Beijing is tipped to drastically relax monetary policy for banks by 200 basis points (bps) as the nation faces slowdown in growth, due to a pause in housing construction and a decline in the consumer price index inflation.
Nomura forecasts two reserve ratio requirement (RRR) cuts in the first quarter of next year; with each round shedding 50bps respectively. The bank expects another 50 bps of rate cuts in the second and third quarter as well.
“We do expect policy to loosen,” said Zhiwen Zhang, a Hong Kong-based chief China economist at Nomura at a media briefing yesterday (December 13). “Growth is clearly slowing down and the trend is on the downward.”
As a result of the mainland’s policy loosening, this will ease credit strains and boost the economy. Nomura foresees loan supply to reach Rmb8 trillion (US$1.26 trillion) next year, up from this year’s Rmb7.3 trillion.

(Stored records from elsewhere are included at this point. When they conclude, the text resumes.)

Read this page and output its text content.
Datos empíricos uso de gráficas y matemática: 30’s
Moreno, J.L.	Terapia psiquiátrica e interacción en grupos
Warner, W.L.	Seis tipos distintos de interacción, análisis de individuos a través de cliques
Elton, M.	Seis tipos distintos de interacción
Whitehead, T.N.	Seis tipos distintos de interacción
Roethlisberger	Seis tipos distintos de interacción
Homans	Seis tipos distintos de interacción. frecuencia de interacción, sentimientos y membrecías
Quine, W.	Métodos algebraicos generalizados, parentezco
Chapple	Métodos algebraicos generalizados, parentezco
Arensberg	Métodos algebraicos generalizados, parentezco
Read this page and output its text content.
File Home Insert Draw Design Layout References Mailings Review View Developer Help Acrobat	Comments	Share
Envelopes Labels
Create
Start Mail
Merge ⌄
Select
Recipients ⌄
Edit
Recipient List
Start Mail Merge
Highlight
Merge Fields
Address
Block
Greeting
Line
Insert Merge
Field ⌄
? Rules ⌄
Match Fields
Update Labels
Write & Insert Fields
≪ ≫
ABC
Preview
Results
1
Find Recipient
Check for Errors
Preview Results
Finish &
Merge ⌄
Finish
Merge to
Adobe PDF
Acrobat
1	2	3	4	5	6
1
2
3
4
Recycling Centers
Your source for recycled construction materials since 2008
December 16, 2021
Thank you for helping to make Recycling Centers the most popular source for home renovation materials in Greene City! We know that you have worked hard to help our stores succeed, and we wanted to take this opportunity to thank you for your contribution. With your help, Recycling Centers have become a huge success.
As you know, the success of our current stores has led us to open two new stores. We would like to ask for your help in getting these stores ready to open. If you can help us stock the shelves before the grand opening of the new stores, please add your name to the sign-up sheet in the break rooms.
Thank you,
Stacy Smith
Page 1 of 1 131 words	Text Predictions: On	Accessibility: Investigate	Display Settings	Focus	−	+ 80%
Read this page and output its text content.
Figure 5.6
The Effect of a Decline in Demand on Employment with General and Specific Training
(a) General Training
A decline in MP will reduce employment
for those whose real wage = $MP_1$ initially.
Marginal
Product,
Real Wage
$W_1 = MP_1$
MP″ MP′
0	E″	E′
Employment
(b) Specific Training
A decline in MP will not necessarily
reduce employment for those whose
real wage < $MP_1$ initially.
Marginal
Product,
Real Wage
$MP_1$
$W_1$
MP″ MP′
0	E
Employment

The bank also predicts that the People’s Bank of China (PBoC) will cut interest rates by 25 bps in the first quarter of 2012.
The central bank has already taken one step in loosening the monetary purse-strings on November 30 lowering the bank RRR for the first time in almost three years.
The 50bps cut took the ratio to 21% for large lenders and 17.5% for small and medium-sized lenders, unlocking about Rmb400 billion in deposits into the banking system that can now be used to create loans.
Nomura forecasts inflation to stand at 3-3.5% in the first half and 4.5% in the second half of next year.
“We do believe that China faces inflationary pressures beyond 2012 driven by supply side factors such as wage growth and other resources becoming more expensive,” said Zhang.